Rotational Energy, finding speed of rotation. Simple Problem.

[Ebola_V1rus]

Homework Statement

A pole P (300kg, length = 12m) is sliding on a frictionless surface at 8.28m/s. The pole's velocity is perpendicular to the poles length. A mass N (.5kg) collides with one end of the pole at 1043m/s and sticks.

How fast does the pole rotate after the collision?

Homework Equations

I'm assuming conservation of energy.

Kinetic energy: .5 x M x V²

Rotational Energy: .5 x I x w²

Where I = moment of inertia = 1/12M x L² (radius was not given in the problem, I'm assuming the moment of inertia for a thin rod)

w = angular speed of rotation

The Attempt at a Solution

Pole's kinetic energy before impact:

.5 x 300kg x 8.28m/s²

Pole's kinetic + rotational energy after impact:

.5 x 300.5kg x v² + .5 x 1/12*(300.5kg x (12m)²)w²

Due to the conservation of energy:

.5 x 300kg x 8.28m/s² = .5 x 300.5kg x v² + .5 x 1/12*(300.5kg x (12m)²)w²


I'm assuming the pole's center of mass is not significantly changed after the collision.

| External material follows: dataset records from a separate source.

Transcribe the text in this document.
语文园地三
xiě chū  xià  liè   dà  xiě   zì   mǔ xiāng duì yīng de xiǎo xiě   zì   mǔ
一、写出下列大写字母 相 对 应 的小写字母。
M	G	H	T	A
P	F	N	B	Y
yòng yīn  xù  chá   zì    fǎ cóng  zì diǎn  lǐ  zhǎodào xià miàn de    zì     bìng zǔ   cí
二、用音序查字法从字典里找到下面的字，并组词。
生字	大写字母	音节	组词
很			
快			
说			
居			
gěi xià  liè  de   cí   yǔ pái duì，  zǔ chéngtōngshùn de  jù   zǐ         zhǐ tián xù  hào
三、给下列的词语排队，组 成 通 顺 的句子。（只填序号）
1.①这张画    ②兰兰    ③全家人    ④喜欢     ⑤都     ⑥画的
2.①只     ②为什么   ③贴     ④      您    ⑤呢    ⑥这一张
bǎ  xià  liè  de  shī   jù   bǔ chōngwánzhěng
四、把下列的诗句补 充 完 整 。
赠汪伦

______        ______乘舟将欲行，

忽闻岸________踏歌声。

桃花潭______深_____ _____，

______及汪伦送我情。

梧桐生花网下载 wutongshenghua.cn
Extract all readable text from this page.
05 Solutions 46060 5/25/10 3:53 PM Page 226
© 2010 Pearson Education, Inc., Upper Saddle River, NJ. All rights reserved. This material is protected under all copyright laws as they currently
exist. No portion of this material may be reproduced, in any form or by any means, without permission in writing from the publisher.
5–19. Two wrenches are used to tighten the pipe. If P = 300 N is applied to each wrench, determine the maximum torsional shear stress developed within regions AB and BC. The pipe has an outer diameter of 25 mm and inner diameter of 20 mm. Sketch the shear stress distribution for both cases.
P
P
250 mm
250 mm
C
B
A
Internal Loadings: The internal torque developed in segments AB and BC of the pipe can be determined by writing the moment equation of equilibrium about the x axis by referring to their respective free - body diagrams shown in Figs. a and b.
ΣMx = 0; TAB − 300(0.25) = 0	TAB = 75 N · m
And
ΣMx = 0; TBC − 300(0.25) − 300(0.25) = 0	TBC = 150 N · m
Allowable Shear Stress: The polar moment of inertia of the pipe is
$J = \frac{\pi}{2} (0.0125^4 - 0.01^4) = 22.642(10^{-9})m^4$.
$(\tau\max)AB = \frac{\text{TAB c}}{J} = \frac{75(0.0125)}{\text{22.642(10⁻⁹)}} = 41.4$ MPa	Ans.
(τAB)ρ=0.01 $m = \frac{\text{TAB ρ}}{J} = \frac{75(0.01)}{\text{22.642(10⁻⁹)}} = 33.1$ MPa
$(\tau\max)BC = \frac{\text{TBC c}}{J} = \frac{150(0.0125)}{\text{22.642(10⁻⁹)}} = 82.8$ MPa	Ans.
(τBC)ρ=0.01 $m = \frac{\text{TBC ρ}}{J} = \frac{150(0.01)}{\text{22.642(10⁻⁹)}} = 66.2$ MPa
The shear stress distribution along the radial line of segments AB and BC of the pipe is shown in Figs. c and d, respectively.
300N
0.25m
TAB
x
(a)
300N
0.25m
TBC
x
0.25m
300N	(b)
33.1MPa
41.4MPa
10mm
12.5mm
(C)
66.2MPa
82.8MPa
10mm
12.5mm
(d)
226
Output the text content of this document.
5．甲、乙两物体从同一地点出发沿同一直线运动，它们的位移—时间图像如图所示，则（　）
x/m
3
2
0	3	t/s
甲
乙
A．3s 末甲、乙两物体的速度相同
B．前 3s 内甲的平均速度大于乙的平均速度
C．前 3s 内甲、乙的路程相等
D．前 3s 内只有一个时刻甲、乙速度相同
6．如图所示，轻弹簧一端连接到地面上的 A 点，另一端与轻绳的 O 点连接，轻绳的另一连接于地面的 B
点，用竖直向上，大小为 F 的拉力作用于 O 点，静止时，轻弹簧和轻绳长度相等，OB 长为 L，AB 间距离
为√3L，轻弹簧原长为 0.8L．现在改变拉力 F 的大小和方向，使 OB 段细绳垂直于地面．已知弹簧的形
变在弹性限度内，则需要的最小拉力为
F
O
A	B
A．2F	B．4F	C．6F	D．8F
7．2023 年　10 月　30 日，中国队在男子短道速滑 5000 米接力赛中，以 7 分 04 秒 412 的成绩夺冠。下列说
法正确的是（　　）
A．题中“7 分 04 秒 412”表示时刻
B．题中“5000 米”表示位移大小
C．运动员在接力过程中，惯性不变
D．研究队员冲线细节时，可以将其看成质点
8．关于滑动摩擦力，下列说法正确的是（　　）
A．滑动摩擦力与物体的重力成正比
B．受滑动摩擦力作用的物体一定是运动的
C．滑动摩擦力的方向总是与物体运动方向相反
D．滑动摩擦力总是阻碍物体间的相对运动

I also know that w(angular speed) = V^{Center Mass}/R

However, using this strategy, I result with two unknowns within my equation.




Any help with this is greatly appreciated.

 

[kuruman]

This is a collision. Energy is sometimes conserved in a collision but not when the masses stick together. What quantity other than energy is conserved in a collision, even when the masses stick together?

Are you sure the initial speed of the mass is 1043 m/s? It sounds awfully large.

 

[RoyalCat]

As kuruman said, assuming conservation of energy is incorrect. In fact, in such collisions where the two bodies stick together, so-called 'plastic' collisions, mechanical energy is never conserved (You can prove this by considering a plastic collision between two masses, m1 and m2, in their center of mass system. The total momentum is 0 in this particular system, and yet you have kinetic energy prior to the collision, and none afterwards!)

As for this problem, my suggestion is for you to try and solve it from the system moving along with the pole if you don't succeed in solving from the laboratory system. Things may prove a bit more simple.
In fact, since the question only asks you for the angular velocity of the rod+mass after the collision, solving from the center of mass system is even preferable.

Like kuruman asked, what quantity is always conserved in collisions, even when they're plastic?